Avez-vous, vous aussi, bénéficié d'une fréquentation renouvelée après le 11 mai ?
Oui clairement. Les quinze premiers jours, les témoignages de soutien ont afflué et notre panier moyen a augmenté de 17 à 21 euros. Nous avons aussi vu arriver de nouveaux clients, des gens qui se sont mis ou remis à la lecture, qui nous ont découverts ou qui ont réfléchi sur leur mode de consommation. Ce confinement a remis à la mode des valeurs que véhicule la librairie : la proximité, l'indépendance, la chaleur humaine et une société plus juste. C'est désormais un lieu tendance.
Et vous, comment avez-vous vécu cette période ?
Le confinement a représenté un temps de pause inédit. J'ai pu lire autrement que dans l'urgence et j'ai rattrapé du retard sur beaucoup de sujets, comme l'organisation des plannings. J'ai enfin trouvé un outil adéquat alors que je bricolais depuis deux ans ! Cela nous a aussi permis de prendre le temps de la réflexion sur les projets. Mais rouvrir m'a procuré un véritable soulagement, d'autant que la fréquentation exceptionnelle m'a tenue dans le magasin, sur le terrain. Comme à Noël, ce sont des moments que j'aime particulièrement. J'ai le sentiment de revenir à mon métier initial.

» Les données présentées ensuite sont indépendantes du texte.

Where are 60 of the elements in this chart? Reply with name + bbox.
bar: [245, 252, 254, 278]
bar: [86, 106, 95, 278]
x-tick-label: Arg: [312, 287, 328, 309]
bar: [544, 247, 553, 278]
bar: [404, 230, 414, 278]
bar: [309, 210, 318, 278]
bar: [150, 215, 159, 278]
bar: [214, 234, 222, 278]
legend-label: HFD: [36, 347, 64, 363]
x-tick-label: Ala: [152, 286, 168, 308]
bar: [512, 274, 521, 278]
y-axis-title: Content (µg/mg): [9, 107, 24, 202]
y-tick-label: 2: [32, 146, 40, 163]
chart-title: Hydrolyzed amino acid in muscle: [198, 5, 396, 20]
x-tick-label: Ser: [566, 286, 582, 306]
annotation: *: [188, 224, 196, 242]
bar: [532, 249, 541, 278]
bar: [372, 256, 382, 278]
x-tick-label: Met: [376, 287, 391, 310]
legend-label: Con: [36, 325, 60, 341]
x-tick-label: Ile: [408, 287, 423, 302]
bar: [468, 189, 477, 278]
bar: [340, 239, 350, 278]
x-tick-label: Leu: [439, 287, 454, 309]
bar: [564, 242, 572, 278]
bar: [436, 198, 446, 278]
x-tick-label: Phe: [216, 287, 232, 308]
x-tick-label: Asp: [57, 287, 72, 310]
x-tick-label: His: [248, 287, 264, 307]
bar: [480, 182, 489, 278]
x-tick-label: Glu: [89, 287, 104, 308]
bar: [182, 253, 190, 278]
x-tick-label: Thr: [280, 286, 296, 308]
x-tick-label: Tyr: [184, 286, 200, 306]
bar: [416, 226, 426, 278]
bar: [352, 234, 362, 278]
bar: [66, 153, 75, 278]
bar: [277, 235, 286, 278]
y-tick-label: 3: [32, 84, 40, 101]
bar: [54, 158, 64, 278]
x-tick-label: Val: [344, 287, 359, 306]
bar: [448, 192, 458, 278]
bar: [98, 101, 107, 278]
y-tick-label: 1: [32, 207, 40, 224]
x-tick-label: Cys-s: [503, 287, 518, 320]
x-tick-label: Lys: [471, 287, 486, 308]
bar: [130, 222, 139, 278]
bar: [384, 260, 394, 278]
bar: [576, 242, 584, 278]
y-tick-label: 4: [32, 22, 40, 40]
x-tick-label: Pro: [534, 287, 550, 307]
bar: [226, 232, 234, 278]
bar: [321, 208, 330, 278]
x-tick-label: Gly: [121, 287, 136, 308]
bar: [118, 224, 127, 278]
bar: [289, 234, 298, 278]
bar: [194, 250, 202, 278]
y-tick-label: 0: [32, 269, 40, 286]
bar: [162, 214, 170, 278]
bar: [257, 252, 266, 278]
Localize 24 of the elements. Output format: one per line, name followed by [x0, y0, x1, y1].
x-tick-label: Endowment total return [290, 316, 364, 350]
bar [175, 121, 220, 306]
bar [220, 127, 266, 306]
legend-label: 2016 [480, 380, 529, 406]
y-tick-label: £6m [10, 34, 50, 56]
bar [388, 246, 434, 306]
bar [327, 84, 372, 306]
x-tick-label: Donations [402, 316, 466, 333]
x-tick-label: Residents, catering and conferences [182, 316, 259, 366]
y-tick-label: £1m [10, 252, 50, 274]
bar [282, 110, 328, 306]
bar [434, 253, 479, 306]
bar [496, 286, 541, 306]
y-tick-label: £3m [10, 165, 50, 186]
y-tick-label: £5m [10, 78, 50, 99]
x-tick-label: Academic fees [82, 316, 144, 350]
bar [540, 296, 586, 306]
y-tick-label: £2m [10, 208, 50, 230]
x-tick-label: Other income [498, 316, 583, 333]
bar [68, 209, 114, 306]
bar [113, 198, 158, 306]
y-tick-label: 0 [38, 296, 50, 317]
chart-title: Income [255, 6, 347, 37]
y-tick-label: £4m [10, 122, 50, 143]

Quatre ans après la reprise, comment vous sentez-vous dans votre costume de cheffe d'entreprise ?
Diriger une entreprise est une activité très ingrate. Mais j'ai découvert tout un tas de choses que je n'aurais jamais imaginé faire, parfois complètement improbables. Dans l'ensemble, je ne regrette pas grand-chose hormis d'avoir signé en novembre et de ne pas avoir engagé une femme de ménage plus tôt. Le temps pris sur la vie de famille, surtout quand on est une femme cheffe d'entreprise, reste un impondérable difficile à gérer.
Avoir travaillé comme employée au sein de la librairie avant de la racheter a-t-il rendu la tâche plus complexe ?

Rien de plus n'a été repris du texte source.